PROWL trains world models on rare failures via adversarial curriculum
Researchers propose a KL-constrained adversarial loop that forces a policy to expose high-error trajectories in a diffusion world model, then fine-tunes the model on those failures—improving robustness on interaction-critical transitions that passive data misses.
PROWL (Prioritized Regret-Driven Optimization for World Model Learning) is a training method from a new arXiv preprint that addresses a stubborn weakness in action-conditioned video world models: they handle common transitions well but fail on rare, high-stakes interactions that matter most for planning and policy performance. The core idea is to train a policy adversarially to find trajectories where the world model makes large prediction errors, then continuously fine-tune the model on those adversarially discovered failures. A KL constraint keeps the adversarial policy close to the behavior distribution, preventing it from drifting into out-of-distribution exploitation that would generate useless training signal.
The method introduces a Prioritized Adversarial Trajectory buffer that re-ranks collected trajectories by prediction error, action fidelity, and learning progress, ensuring the model focuses on unresolved failure modes rather than repeatedly training on cases it has already learned. The authors implement PROWL in the MineRL framework—a Minecraft-based RL benchmark—and show that models trained with the adversarial curriculum outperform passive-data baselines on held-out out-of-distribution trajectories. The experiments also reveal reward-hacking behaviors when behavioral constraints are too weak, underscoring that effective adversarial training depends on explicit regularization to balance exploratory failure discovery with staying near the data distribution.

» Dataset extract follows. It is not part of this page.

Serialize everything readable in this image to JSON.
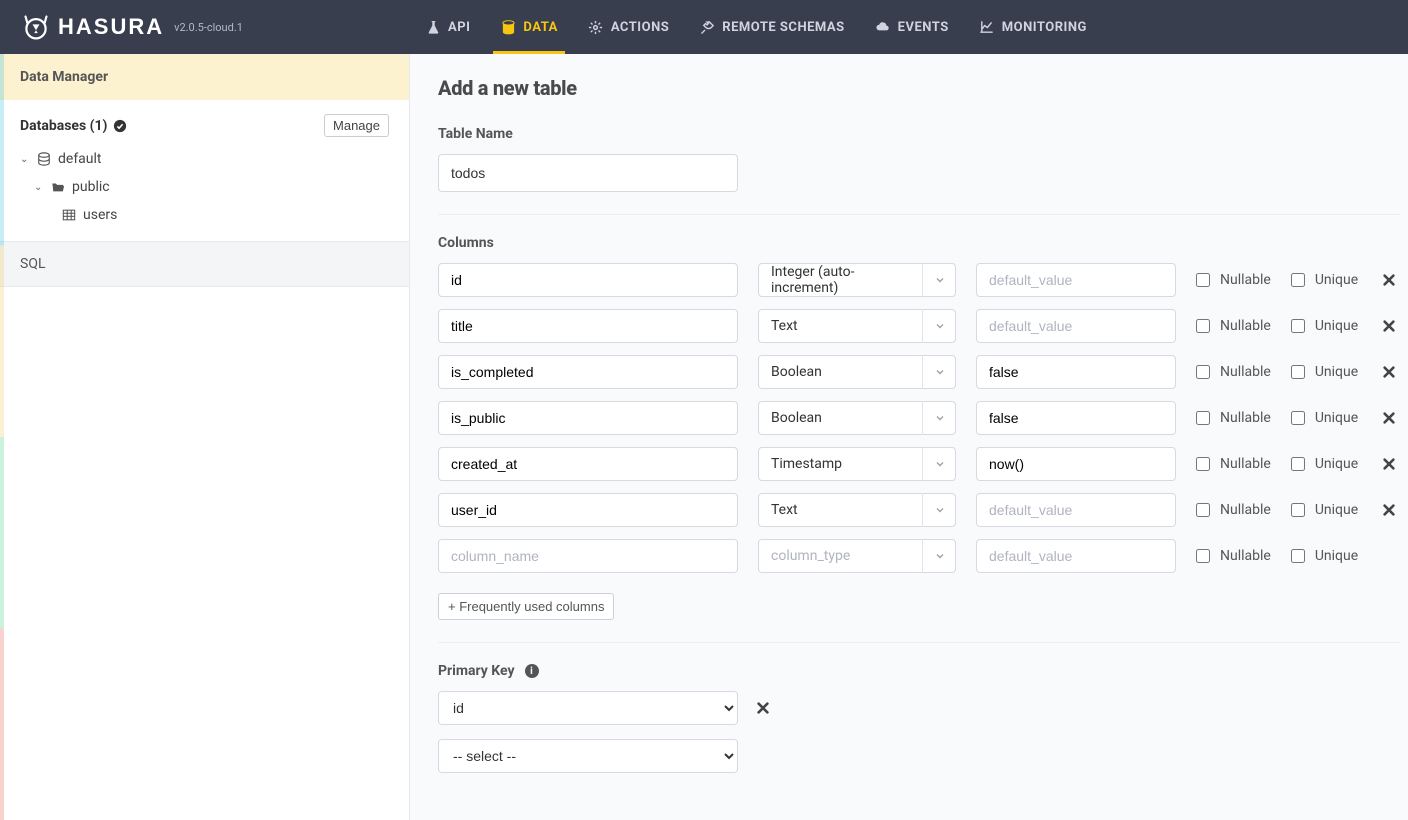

The preprint argues that scalable world models benefit not only from larger passive datasets but also from selectively generating informative training data through adversarial elicitation. By converting rare failures into a stable training signal, PROWL offers a path toward world models that remain reliable in the interaction-critical regimes that matter for downstream planning. The next question is whether the approach scales beyond MineRL to higher-dimensional visual domains and whether the KL-constrained adversarial loop can be tightened further without sacrificing the diversity of discovered failures.